When I was growing up, Lapham Park was a bit of a rundown area.
t's known by name as a residential housing facility for the elderly poor, nearly 100% of whom are African American. That Pabst plant is gone--its beer the branded bailiwick of hipster Madmen--and besides elderly housing there is a new population of young people moving in to the area, the ubiquitous gentrification that we all know so well.
Here's a picture of Grandpa from medical school, with the Lapham Park banners in the background. That's Charles Haskel Bachman, future doctor, healer, seated, on the right.
Once I came to find my father's dead soul, chained and hovering unredeemed at the entrance to a nameless cemetery. Saying Kaddish released him to peace and quiet after a short life of great achievement and shattered dreams. Once I accompanied my mother through paths of promise, to quit smoking, to heal a divorce, to understand the broad strokes of history that intrude upon simple families living life from moment to moment.
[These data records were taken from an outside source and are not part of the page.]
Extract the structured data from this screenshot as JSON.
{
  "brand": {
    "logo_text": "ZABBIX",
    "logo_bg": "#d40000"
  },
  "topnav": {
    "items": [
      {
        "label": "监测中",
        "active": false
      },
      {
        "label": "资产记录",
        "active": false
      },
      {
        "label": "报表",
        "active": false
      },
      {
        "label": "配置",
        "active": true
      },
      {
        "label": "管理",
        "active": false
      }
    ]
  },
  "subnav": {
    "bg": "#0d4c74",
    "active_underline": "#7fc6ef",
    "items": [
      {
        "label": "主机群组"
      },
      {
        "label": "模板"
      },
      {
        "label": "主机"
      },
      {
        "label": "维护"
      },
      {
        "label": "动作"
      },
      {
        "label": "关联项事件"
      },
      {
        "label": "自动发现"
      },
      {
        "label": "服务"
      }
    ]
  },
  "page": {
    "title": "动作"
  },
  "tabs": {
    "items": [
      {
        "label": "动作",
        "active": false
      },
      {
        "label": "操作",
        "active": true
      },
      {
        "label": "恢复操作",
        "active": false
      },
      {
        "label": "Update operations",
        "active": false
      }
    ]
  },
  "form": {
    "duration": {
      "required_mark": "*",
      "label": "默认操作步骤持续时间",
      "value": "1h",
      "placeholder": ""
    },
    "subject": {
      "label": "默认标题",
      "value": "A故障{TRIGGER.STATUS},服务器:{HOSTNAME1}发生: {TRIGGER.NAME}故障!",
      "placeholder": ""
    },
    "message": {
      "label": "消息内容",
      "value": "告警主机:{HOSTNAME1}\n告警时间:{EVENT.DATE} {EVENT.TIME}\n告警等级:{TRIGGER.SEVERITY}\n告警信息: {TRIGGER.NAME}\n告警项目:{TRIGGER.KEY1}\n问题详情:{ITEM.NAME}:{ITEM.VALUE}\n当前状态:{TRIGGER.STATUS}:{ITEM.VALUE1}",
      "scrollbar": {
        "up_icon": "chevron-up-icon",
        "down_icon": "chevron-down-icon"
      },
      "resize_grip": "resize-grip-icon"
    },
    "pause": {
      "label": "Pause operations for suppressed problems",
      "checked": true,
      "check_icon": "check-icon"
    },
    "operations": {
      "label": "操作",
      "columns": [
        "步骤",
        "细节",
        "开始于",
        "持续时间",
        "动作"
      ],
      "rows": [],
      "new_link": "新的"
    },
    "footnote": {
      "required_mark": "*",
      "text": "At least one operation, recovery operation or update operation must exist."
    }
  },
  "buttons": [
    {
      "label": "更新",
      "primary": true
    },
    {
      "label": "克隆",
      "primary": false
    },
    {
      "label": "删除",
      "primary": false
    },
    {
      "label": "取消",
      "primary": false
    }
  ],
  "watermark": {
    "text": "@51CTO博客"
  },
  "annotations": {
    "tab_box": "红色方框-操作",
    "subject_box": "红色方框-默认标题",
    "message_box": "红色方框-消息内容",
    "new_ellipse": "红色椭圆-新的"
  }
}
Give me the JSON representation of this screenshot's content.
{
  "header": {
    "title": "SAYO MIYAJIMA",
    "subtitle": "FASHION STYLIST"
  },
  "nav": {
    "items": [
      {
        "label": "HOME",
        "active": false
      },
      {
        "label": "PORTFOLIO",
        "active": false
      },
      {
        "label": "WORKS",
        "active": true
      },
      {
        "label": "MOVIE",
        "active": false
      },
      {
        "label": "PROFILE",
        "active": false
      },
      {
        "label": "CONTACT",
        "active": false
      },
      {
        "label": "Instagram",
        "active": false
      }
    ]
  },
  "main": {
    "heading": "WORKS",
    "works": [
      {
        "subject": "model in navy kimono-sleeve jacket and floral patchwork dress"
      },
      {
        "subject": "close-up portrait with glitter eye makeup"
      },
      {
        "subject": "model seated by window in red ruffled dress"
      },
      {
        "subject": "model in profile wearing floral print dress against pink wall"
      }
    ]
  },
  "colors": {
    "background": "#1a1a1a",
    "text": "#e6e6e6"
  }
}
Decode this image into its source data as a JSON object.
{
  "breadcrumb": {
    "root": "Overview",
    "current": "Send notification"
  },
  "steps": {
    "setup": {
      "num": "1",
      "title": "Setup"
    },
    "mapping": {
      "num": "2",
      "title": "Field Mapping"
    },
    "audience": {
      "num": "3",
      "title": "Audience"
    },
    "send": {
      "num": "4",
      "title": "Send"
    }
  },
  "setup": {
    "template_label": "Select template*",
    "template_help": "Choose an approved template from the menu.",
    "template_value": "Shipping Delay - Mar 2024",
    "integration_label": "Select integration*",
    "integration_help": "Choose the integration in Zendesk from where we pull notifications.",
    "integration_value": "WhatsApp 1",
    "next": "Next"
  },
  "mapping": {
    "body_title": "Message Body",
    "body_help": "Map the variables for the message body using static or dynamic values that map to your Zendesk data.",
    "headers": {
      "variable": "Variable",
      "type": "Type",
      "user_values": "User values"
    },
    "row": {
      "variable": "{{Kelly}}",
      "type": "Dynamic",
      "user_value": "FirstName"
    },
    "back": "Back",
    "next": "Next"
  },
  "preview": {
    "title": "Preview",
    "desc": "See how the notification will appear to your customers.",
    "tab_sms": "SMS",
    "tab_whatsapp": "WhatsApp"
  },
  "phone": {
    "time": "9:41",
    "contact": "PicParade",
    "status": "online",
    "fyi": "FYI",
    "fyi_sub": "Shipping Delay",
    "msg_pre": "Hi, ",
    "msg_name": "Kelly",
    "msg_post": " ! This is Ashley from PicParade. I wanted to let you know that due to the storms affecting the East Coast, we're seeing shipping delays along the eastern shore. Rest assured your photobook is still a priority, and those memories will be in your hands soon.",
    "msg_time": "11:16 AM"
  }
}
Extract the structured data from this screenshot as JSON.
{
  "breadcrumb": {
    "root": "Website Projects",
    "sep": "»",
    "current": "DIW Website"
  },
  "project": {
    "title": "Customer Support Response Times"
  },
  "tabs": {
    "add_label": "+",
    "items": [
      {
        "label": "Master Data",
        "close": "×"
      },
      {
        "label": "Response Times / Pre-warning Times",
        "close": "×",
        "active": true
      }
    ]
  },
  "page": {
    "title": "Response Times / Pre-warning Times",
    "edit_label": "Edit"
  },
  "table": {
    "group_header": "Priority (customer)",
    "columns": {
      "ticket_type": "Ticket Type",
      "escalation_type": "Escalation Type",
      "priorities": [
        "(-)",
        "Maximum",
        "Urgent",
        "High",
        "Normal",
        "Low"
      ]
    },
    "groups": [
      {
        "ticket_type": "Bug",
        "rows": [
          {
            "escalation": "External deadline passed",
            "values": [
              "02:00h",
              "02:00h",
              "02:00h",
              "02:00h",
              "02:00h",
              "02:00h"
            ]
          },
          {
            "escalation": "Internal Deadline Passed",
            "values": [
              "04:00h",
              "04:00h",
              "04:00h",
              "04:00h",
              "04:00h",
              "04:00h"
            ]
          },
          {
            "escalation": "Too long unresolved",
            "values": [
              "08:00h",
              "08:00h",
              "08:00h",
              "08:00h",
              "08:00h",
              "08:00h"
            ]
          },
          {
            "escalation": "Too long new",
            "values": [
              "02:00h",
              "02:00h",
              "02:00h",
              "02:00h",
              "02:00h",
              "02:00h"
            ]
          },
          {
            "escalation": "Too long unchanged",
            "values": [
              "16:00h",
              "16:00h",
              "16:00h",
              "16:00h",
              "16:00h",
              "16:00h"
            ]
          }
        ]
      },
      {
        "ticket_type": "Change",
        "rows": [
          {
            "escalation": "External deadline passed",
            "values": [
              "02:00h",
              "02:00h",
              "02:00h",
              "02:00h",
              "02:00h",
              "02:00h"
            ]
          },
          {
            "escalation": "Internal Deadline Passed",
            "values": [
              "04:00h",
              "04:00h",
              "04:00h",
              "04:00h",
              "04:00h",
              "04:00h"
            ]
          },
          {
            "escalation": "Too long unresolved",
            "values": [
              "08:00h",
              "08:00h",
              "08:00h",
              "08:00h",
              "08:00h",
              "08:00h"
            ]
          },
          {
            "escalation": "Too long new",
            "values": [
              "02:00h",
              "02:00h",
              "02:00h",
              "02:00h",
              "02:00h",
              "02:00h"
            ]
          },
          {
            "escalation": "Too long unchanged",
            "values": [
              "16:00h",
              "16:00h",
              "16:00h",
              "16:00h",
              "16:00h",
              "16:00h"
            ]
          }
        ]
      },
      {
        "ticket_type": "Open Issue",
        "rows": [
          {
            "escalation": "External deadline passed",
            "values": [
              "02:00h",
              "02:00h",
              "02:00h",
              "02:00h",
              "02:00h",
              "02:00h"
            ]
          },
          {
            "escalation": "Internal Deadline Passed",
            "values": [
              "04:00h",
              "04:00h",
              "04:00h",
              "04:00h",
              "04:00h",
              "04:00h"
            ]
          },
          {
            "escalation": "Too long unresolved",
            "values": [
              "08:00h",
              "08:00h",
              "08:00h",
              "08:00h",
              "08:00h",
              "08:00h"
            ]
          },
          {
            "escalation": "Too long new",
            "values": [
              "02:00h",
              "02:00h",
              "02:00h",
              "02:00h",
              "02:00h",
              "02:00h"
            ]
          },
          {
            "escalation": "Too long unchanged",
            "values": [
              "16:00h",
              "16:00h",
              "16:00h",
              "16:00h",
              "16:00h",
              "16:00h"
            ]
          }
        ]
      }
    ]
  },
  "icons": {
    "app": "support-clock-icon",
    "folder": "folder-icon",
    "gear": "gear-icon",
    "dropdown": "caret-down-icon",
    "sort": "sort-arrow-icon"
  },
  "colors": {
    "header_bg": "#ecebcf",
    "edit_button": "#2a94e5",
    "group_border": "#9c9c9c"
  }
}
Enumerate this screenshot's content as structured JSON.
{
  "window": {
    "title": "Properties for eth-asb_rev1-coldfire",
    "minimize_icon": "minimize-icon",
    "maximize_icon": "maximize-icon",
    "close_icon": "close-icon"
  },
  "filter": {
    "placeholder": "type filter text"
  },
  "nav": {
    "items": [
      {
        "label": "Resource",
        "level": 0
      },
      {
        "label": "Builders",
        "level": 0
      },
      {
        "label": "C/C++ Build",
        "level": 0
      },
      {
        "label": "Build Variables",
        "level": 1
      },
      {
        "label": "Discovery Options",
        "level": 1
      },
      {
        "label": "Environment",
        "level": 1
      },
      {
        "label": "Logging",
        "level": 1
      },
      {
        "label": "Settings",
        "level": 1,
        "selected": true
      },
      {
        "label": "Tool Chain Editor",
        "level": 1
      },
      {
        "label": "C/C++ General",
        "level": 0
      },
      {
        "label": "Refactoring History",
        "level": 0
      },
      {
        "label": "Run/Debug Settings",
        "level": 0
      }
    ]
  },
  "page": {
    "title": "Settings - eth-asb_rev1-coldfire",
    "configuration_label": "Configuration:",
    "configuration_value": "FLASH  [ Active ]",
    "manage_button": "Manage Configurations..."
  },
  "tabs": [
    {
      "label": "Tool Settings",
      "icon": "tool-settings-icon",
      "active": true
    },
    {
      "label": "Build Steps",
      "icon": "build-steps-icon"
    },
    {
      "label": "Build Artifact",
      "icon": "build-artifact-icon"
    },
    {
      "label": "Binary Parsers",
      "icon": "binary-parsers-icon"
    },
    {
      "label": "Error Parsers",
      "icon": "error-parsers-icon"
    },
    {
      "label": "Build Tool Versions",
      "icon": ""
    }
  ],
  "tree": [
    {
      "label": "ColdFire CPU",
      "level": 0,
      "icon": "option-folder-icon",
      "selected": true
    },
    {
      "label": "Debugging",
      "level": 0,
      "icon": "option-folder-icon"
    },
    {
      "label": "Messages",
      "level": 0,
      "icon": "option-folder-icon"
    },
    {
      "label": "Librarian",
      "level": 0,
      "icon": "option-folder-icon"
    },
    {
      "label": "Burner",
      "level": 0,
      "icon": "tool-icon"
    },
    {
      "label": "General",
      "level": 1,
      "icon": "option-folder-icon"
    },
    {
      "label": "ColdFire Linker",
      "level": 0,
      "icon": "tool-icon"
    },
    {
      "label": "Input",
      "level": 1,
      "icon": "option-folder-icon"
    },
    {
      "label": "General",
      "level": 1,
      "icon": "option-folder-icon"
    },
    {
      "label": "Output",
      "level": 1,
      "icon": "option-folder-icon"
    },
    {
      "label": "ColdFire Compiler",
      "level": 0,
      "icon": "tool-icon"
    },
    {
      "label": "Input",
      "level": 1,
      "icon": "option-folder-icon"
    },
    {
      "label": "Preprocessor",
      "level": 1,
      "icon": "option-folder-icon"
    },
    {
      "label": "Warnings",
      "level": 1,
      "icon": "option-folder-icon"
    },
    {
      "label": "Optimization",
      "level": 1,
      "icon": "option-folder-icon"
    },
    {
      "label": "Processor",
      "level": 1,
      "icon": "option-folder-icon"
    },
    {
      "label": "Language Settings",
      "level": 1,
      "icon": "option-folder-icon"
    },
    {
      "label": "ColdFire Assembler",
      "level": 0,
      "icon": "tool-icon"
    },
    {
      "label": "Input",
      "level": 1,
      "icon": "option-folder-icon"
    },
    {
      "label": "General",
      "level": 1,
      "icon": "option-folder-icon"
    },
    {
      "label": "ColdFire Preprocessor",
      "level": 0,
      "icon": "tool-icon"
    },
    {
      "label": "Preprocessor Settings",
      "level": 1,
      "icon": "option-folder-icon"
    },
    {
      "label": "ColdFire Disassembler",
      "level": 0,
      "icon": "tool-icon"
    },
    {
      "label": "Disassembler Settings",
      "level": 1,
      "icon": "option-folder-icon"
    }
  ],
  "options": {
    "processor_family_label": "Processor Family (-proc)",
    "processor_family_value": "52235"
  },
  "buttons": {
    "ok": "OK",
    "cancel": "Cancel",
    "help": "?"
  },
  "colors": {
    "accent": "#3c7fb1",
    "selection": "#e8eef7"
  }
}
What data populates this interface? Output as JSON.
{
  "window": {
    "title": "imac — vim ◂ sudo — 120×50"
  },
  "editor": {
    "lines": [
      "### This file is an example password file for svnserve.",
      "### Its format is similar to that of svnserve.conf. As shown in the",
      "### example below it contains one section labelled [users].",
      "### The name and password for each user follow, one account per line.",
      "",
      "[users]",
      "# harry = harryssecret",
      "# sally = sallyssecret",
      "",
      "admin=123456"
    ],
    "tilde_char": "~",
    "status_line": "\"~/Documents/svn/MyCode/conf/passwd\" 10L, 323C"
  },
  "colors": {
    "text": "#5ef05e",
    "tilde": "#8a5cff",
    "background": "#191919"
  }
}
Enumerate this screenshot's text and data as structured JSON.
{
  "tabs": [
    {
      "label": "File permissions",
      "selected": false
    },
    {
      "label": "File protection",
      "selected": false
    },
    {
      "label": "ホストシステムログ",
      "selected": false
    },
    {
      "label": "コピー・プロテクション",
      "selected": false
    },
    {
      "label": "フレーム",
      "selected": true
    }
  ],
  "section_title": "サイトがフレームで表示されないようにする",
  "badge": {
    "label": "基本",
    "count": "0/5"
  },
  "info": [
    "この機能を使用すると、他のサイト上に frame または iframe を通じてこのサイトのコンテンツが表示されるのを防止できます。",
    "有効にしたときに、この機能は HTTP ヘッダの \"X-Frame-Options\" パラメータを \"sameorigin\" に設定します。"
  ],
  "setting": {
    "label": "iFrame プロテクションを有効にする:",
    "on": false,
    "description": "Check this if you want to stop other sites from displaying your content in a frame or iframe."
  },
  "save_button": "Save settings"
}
And once I came with my wife and daughters, together to give our girls the opportunity to know Jerusalem beyond its mythological force of the grand cosmological weight of God's words to prophets but rather as a place with a pool, and ice cream, and warm people speaking an ancient language, with love, in new ways.
The cat looked at me as we crossed one another's path tonight. I was in search of a warm slice of pizza and a cold beer. "Had grandpa not been a doctor," I reasoned, "I'd have never become a rabbi." Someone else walking past might have seen me talking to the cat and said, "He has no idea what to make of that. He does not know what to make of the whole situation."
But me and that cat knew the truth. It lulls. As only Jerusalem can.